The first publication of Milton appeared in small octavo, pp. 214, entitled, "Poems of Mr. John Milton, both English and Latin, compos'd at several times. Printed by his true copies." The songs were set in musick by Mr. Henry Lawes Gentleman of the Kings Chappel, and one of his Majestie's private musick. Printed and published according to order. London. Printed by Ruth Raworth for Humphrey Moseley, and are to be sold at the signe of the Princes Arms in Pauls Church Yard, 1645."—From the preface of "The Stationer to the Reader," prefixed to this volume, it is evident that the poetical character of Milton was thus early known and admired. It has been a vulgar error, of general belief even in the present day, that the works of Milton were unknown and neglected till the last century.

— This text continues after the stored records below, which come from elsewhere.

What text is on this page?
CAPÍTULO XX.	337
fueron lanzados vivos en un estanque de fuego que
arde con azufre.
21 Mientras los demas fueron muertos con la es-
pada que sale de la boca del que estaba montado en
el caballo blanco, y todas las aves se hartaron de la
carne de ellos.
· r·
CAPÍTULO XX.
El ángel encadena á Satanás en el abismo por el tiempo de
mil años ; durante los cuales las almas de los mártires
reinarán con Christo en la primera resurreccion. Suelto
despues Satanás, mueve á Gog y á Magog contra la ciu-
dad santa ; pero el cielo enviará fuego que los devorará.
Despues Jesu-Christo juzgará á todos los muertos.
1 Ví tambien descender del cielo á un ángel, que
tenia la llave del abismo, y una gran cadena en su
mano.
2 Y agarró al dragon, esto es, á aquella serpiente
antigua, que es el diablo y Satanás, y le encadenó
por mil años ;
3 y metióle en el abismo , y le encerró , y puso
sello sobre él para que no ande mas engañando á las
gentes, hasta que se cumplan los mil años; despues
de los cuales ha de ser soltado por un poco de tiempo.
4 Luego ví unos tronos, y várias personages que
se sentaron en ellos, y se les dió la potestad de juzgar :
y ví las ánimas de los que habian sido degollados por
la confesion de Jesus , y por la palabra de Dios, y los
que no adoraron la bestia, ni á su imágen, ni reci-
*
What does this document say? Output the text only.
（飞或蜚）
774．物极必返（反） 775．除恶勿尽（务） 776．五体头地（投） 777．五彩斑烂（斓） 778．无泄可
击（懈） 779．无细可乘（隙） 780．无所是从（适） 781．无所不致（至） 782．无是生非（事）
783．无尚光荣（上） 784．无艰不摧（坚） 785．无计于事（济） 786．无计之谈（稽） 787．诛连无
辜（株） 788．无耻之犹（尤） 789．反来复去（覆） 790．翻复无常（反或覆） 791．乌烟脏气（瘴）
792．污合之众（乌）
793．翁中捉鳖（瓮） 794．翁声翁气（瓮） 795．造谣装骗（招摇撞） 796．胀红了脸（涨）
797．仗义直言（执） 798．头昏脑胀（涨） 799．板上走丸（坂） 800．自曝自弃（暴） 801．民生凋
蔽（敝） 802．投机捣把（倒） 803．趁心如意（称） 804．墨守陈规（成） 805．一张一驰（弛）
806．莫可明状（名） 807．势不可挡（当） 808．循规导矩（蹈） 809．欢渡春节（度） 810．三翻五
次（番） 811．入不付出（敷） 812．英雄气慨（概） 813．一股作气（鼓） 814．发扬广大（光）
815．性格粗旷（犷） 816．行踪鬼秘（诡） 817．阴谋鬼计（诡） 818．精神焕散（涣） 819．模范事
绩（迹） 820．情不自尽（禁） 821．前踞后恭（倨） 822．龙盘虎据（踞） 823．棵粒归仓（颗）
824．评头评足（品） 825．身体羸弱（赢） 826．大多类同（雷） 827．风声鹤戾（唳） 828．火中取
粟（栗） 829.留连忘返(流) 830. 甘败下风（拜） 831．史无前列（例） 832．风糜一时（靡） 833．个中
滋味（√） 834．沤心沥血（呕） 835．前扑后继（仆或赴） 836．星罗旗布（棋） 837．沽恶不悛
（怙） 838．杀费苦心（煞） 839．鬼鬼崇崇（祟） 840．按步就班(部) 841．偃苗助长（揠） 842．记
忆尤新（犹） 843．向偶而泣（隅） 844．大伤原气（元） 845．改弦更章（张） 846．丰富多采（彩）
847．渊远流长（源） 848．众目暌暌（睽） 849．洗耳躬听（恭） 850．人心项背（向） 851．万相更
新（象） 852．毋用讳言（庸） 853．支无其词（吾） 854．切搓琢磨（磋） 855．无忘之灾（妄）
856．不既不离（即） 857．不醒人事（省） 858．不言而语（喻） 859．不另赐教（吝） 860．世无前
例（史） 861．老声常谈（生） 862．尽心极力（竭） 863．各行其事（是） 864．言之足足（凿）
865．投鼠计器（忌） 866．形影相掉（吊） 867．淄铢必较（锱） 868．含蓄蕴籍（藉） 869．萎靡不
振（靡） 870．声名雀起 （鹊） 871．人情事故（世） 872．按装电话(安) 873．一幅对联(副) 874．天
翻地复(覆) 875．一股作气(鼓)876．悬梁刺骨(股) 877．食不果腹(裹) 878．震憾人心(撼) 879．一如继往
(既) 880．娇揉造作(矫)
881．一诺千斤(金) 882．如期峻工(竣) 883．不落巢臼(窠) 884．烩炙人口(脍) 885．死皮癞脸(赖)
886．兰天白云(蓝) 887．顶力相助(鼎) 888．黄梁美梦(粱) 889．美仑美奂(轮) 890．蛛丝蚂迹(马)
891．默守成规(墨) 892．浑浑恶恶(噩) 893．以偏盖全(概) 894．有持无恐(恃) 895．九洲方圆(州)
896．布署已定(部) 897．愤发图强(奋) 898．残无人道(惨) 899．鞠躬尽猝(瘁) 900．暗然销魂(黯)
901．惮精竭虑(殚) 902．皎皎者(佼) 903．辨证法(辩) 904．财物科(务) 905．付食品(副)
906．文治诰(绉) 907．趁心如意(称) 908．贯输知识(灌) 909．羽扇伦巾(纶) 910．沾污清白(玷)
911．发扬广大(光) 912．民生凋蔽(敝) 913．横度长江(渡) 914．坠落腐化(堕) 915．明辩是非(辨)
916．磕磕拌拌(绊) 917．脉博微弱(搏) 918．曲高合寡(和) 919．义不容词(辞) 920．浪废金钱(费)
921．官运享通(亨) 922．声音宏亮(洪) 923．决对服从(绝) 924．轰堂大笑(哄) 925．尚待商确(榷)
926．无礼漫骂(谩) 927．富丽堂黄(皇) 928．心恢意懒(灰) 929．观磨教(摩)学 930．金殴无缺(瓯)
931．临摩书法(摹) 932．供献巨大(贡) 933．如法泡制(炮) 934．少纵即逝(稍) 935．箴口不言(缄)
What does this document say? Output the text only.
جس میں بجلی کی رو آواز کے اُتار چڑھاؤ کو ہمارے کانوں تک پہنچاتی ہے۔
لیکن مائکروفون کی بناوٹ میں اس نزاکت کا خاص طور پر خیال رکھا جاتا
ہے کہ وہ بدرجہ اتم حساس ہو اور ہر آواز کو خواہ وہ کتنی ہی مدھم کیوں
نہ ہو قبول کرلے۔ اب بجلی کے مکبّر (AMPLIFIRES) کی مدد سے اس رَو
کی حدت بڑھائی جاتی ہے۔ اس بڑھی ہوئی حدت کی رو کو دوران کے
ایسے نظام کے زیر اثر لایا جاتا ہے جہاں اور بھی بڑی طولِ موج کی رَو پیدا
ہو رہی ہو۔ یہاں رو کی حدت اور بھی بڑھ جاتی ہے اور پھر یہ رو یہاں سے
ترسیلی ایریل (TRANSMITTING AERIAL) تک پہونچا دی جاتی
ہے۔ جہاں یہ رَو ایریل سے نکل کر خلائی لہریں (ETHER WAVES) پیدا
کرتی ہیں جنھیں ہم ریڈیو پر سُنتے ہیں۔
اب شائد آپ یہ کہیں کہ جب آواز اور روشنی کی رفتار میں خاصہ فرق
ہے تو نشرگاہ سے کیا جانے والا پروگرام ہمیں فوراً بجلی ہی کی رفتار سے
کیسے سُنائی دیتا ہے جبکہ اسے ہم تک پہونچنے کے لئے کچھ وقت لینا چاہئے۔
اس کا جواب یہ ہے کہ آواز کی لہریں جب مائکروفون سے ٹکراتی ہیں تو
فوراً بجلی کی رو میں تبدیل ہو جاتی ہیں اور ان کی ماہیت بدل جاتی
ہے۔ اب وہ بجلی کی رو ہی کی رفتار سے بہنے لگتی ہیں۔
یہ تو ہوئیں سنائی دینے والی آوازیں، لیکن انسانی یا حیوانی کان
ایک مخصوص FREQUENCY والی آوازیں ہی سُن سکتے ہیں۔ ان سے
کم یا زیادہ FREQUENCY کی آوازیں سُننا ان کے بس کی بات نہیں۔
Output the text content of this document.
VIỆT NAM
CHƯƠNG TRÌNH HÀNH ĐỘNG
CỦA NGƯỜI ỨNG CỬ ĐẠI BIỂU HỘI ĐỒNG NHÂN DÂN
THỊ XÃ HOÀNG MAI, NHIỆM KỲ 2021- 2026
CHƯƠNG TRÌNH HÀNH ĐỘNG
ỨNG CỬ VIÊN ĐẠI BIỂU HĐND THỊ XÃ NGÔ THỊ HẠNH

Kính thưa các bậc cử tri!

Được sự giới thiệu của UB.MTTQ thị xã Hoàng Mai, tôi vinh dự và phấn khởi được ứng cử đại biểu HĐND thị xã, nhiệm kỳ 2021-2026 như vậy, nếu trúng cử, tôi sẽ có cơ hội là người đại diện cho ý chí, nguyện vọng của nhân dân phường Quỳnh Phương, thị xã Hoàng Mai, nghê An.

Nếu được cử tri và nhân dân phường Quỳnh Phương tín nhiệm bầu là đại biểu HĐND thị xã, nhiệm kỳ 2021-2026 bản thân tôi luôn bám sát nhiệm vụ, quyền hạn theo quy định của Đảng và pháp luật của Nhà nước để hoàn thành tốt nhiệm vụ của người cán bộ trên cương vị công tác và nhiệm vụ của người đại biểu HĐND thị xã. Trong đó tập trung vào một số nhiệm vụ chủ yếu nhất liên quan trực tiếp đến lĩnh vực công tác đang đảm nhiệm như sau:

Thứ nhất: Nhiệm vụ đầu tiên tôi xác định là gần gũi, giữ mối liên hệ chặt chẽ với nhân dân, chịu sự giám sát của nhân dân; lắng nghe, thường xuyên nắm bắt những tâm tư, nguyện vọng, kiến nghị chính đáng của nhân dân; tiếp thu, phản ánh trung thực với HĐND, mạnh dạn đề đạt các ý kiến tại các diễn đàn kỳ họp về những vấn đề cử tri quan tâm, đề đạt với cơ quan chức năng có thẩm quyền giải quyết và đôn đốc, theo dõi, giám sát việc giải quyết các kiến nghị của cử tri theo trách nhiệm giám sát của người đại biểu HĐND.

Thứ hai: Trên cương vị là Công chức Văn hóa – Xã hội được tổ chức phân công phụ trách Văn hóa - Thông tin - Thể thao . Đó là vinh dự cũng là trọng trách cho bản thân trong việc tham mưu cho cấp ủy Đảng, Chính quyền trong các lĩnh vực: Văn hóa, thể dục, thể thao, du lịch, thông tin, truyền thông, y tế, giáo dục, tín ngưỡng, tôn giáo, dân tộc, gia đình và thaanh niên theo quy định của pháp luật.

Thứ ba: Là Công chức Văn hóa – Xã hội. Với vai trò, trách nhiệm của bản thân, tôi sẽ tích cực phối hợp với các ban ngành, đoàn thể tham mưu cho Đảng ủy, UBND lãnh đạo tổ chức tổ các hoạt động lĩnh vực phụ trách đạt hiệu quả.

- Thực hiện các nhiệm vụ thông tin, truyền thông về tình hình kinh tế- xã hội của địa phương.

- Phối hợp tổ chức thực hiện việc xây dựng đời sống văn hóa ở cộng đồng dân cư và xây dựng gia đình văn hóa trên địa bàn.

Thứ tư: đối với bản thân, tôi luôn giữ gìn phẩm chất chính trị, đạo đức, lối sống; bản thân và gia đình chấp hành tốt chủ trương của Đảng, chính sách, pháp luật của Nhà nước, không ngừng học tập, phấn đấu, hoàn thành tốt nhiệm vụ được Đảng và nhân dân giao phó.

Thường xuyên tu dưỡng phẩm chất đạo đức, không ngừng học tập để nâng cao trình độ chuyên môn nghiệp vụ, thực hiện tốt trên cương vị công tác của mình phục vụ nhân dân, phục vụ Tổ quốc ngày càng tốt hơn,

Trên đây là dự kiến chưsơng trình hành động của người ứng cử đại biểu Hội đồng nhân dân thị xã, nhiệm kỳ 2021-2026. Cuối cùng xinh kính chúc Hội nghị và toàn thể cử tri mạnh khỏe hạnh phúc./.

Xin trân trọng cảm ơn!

"The Stationer to the Reader.

"It is not any private respect of gain, gentle reader, for the slightest pamphlet is nowadayes more vendible than the words of learnedest men; but it is the love I have to our own language that hath made me diligent to collect, and set forth such peeces both in prose and verse, as may renew the wonted honour and esteem of our English tongue: and it's the worth of these both English and Latin poems, not the flourish of any prefixed encomiums that can invite thee to buy them, though these are not without the highest commendations and applause of the learnedst academics, both domestic and forrein: and amongst those of our own country, the unparalleled attestation of that renowned provost of Eaton, Sir Henry Wootton: I know not thy palate how it relishes such dainties, nor how harmonious thy soul is; perhaps more trivial airs may please thee better. But howsoever thy opinion is spent upon these, that encouragement I have already received from the most ingenious men in their clear and courteous entertainment of Mr. Waller's late choice peeces, hath once more made me adventure into the world, presenting it with these ever-green, and not to be blasted laurels. The authors more peculiar excellency in these studies, was too well known to conceal his papers, or to keep me from attempting to solicit them from him. Let the event guide itself which way it will, I shall deserve of the age, by bringing into the light as true a birth, as the muses have brought forth since our famous Spencer wrote; whose poems in these English ones are as rarely imitated.